It appeared at auction house La Suite Subastas on March 3 where it was described simply as ‘Flemish School 15th-16th century, in the Italian renaissance taste’.
Measuring 21 x 14in (53 x 36cm), the painting was catalogued as an ‘oil, probably on paper, and applied on panel’ with the listing also stating that it came from a ‘distinguished private family’.
As it had been imported for sale, an export licence from Spain was ‘guaranteed’ according to the saleroom.
Trade sources pointed out that what appears to be the same picture is listed as a work by Bouts in the Friedländer database of Flemish paintings run by the Institut royal du patrimoine artistique, a Belgian heritage body.
The listing gives a provenance to the Spiridon collection in Rome (Georges Spiridon’s purchases included works from the important collection of Cardinal Joseph Fesch) and subsequently an auction in Amsterdam in 1928.

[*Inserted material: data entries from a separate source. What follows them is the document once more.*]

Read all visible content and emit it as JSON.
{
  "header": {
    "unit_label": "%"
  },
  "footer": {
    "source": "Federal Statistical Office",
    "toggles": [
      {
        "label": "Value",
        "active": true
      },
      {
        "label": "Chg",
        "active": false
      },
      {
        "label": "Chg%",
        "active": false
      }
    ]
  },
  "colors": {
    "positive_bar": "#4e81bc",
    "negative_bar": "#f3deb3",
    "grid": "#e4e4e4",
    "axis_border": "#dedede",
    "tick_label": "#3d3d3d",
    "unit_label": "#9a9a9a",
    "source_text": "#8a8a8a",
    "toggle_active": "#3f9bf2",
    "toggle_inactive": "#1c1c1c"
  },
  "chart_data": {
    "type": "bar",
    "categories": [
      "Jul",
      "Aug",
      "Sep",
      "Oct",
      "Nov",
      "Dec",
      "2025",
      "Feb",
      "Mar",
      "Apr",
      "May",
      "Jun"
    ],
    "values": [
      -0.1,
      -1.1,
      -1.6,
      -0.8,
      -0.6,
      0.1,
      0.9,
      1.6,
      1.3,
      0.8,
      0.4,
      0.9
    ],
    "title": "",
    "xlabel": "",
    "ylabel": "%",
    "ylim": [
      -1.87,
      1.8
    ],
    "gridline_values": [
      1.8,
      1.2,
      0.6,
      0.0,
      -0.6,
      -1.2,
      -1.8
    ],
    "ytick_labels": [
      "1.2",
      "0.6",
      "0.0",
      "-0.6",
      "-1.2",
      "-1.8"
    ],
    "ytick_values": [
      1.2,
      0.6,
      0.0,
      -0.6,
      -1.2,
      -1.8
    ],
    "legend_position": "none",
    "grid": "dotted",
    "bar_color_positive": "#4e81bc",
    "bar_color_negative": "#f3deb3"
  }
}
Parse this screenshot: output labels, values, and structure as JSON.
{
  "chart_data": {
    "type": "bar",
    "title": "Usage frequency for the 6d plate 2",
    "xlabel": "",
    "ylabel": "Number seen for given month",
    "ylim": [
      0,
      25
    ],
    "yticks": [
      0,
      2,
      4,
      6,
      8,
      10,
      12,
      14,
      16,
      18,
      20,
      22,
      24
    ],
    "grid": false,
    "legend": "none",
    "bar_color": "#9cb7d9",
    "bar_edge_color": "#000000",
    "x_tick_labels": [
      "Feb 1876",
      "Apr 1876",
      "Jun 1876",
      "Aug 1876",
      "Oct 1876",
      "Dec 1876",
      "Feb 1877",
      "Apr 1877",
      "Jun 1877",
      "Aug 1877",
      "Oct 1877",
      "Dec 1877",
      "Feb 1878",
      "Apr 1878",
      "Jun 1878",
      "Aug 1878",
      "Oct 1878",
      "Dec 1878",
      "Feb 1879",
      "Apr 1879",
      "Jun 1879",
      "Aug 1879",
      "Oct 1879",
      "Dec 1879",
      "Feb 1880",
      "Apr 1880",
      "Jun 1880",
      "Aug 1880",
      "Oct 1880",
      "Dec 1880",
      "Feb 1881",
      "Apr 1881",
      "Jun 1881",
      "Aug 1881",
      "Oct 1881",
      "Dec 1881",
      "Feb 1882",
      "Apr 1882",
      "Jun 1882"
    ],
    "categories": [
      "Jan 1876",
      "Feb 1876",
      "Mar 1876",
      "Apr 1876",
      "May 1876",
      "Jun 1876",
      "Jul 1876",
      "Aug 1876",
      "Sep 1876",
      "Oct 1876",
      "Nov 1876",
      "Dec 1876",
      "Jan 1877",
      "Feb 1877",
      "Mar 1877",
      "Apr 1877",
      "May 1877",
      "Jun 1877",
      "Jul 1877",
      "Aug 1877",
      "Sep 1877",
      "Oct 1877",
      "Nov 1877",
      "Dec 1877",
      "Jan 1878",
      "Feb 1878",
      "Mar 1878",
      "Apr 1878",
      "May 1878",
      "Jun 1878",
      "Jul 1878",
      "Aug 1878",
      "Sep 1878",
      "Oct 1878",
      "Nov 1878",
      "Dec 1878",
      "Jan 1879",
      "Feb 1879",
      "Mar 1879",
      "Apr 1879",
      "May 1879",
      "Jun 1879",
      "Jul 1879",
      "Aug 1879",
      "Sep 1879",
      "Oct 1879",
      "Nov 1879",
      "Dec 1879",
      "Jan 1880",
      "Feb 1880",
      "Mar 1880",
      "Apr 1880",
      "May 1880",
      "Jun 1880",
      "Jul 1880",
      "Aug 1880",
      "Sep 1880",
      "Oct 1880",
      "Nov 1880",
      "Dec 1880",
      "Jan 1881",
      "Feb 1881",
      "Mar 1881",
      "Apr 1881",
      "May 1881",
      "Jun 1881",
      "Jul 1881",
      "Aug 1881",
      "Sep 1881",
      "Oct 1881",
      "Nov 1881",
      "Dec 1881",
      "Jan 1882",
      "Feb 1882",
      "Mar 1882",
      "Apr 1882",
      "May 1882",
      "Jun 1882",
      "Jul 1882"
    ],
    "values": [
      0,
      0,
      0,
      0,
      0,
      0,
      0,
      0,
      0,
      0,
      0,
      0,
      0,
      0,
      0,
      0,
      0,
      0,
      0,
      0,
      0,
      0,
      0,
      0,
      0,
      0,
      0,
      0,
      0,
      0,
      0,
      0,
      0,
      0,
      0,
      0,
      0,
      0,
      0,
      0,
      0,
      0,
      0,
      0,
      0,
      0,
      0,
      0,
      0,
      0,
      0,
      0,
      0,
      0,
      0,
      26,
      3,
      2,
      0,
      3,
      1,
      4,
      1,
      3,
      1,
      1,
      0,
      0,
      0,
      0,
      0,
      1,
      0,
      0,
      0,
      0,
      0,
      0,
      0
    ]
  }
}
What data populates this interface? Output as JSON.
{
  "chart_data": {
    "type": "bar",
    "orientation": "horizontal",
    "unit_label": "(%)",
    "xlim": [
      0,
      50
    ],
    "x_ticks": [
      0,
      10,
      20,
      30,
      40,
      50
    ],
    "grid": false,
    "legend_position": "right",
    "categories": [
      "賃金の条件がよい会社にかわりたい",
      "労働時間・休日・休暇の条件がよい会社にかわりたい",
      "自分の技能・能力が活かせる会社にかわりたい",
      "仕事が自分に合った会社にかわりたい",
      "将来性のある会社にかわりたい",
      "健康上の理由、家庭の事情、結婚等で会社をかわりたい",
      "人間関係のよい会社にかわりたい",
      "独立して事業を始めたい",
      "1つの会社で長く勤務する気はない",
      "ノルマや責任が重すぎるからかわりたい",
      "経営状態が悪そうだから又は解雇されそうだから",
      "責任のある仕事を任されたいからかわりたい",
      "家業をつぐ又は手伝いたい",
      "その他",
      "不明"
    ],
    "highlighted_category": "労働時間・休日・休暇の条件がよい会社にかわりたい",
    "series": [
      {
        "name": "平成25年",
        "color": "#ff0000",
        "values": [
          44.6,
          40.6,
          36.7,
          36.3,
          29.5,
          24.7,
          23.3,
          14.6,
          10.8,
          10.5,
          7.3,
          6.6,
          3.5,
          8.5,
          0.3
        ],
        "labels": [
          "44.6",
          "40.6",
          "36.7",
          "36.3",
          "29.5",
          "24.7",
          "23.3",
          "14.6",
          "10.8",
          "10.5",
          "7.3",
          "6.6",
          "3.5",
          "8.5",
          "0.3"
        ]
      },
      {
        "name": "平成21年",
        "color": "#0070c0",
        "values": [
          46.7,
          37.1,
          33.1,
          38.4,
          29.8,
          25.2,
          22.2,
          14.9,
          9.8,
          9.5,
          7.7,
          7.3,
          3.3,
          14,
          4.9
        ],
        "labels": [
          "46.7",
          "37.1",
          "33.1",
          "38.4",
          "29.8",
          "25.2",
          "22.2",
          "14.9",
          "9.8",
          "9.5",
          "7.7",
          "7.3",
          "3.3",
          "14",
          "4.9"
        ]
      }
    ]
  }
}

However, the listing also includes a brief remark near the bottom: ‘Copy (from the 19th century?)’.
A European dealership that took a close interest in the portrait told ATG that it believed it to be a “period painting”. They also said that it was painted on panel, then transferred onto canvas (rather than as catalogued).
This once widespread restoration practice involved reducing a decaying wooden panel to a veneer before adhering it to fabric.
Citizens of Louvain
An original Bouts would almost certainly be a £1m-plus proposition. Most surviving pictures are in museums.
Among the portraits he made of the prominent citizens of Louvain from the 1460-70s are pictures in London’s National Gallery and the New York Met Museum – both works showing male sitters wearing red hats similar to that seen in the Barcelona painting.
Estimated at €8000- 12,000, the portrait in Barcelona piqued the interest of a number of dealers. While not everyone was prepared to bid the kind of six-figure sum that, in the end, was required to win the lot, the tantalising Bouts connection meant at least a few parties were prepared to compete strongly and it was eventually knocked down at €288,000 (£238,805) plus 22% buyer’s premium.
Further research may well shed light on this intriguing portrait. “The new owner and art historians must now do their research; this is the very exciting part of the job,” said the European dealership.